One significant change is the requirement that controllers receive consent to process a consumer’s sensitive personal data (defined as data that individually or with other data indicates someone’s race, ethnicity, religious beliefs, health conditions, sex life, sexual orientation or citizenship) or get additional consent if they plan to process sensitive data in a different context than originally intended and disclosed.
Another major update is a new requirement for controllers to disclose the names of third parties who purchase data when obtaining initial consumer consent.
“They have to disclose, at the time that they consent, the names of the third parties receiving sensitive data through a sale,” explained Baum. “That has a couple of impacts, for example, it could sort of ‘out’ certain companies as purchasers of this information…it also kind of scopes in different categories of third parties that might be acquiring information. And so it applies both to transfers to affiliates and to third parties.”
Another new requirement that has opened some questions, according to Baum, are data protection assessments that concern data processing that could be of heightened risk to consumers. Baum said there are some remaining gray areas about if the requirements apply to activities before July 1 and some questions about specific activities that could fall under the requirement.
“In general, I think we probably will be expecting guidance from the Attorney General’s Office,” she added regarding the data protection assessments.

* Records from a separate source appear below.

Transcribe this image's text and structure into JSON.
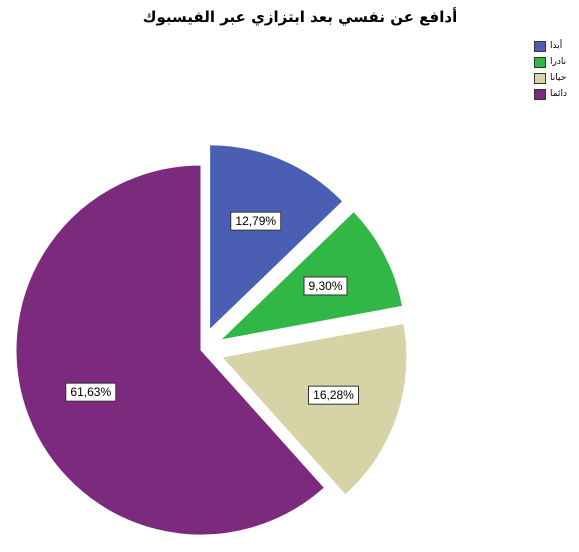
{
  "chart_data": {
    "type": "pie",
    "title": "أدافع عن نفسي بعد ابتزازي عبر الفيسبوك",
    "legend_position": "top-right",
    "slices": [
      {
        "label": "أبدا",
        "value": 12.79,
        "display": "12,79%",
        "color": "#4a5fb4"
      },
      {
        "label": "نادرا",
        "value": 9.3,
        "display": "9,30%",
        "color": "#31b746"
      },
      {
        "label": "حيانا",
        "value": 16.28,
        "display": "16,28%",
        "color": "#d6d3a6"
      },
      {
        "label": "دائما",
        "value": 61.63,
        "display": "61,63%",
        "color": "#7b2a7d"
      }
    ]
  }
}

How Does Colorado Measure to Other States?
With concerns about digital data on the rise, lawmakers are taking an increased interest in passing state-level legislation around data rights. Baum said several things stick out about Colorado’s law and rulemaking process.
“A lot of the language is very similar to what you see in the GDPR,” said Baum, who added that with the exception of California, U.S. states have primarily modeled their rules off of the 2016 General Data Protection Regulation passed in the European Union.

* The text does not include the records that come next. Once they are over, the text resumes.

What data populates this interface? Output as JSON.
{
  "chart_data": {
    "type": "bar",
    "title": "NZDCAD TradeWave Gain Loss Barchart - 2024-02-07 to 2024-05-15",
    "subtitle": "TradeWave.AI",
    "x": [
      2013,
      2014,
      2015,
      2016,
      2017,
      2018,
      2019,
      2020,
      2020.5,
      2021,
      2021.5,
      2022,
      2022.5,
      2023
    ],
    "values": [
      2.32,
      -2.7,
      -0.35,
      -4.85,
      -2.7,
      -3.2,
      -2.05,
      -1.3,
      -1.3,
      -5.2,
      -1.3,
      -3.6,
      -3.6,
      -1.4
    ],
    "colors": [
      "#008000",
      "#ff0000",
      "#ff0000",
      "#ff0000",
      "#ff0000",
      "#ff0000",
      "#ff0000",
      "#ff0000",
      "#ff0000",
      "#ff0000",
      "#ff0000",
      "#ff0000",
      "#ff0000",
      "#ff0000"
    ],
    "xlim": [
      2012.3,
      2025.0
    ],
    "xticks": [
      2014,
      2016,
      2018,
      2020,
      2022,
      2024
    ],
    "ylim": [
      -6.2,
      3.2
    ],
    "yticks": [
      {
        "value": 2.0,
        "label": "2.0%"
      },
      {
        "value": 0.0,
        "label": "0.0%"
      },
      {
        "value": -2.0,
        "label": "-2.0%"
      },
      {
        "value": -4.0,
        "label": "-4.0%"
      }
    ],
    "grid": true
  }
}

She noted that Colorado and California have been the only two states so far to implement a rulemaking process. Colorado is also the first state to not exempt nonprofits from the law.
Baum added that Colorado is at the forefront of certain parts of data privacy matters including universal opt-outs.
“Something that Colorado is really at the forefront of is pushing something that we see in the California law … it’s called a universal opt-out mechanism,” said Baum. “Basically, it’s an automatic signal that a consumer could use in order to opt out of certain things like targeted advertising or sale of their data.”
The Colorado AG’s office indicated plans to publish a list of technologies that can be considered universal opt-out mechanisms and Baum believes that will provide increased clarity for consumers, businesses and other states that are grappling with opt-out requirements.
According to a press release by the Colorado AG’s office, CPA makes Colorado the first state to enact automated decision-making regulations, like profiling, in a state privacy law.
With CPA going into effect in just over three months, Baum recommends that Colorado organizations prepare for its enforcement.
She said the first step of that for organizations is understanding whether or not the law applies to them. Organizations should look at what data they collect or process and for how many people. Since CPA also exempts certain organizations and data types, they should factor that in as well.
Baum says the next step for many organizations will be taking stock of their data collection process. That can include understanding what type of data is collected, where it comes from, how it’s used and where it might be transferred.
“Making sure you have a really good understanding of the data flows that part of your business processes is going to be really key,” Baum explained. “I think what we’ve seen in Colorado, especially with these rulemaking processes, is an appetite to make sure that the law is clear and kind of signaling that it will be enforced.”
She added that CPA’s obligations for data holders aren’t simple and organizations should carefully review what’s expected of them to be in compliance.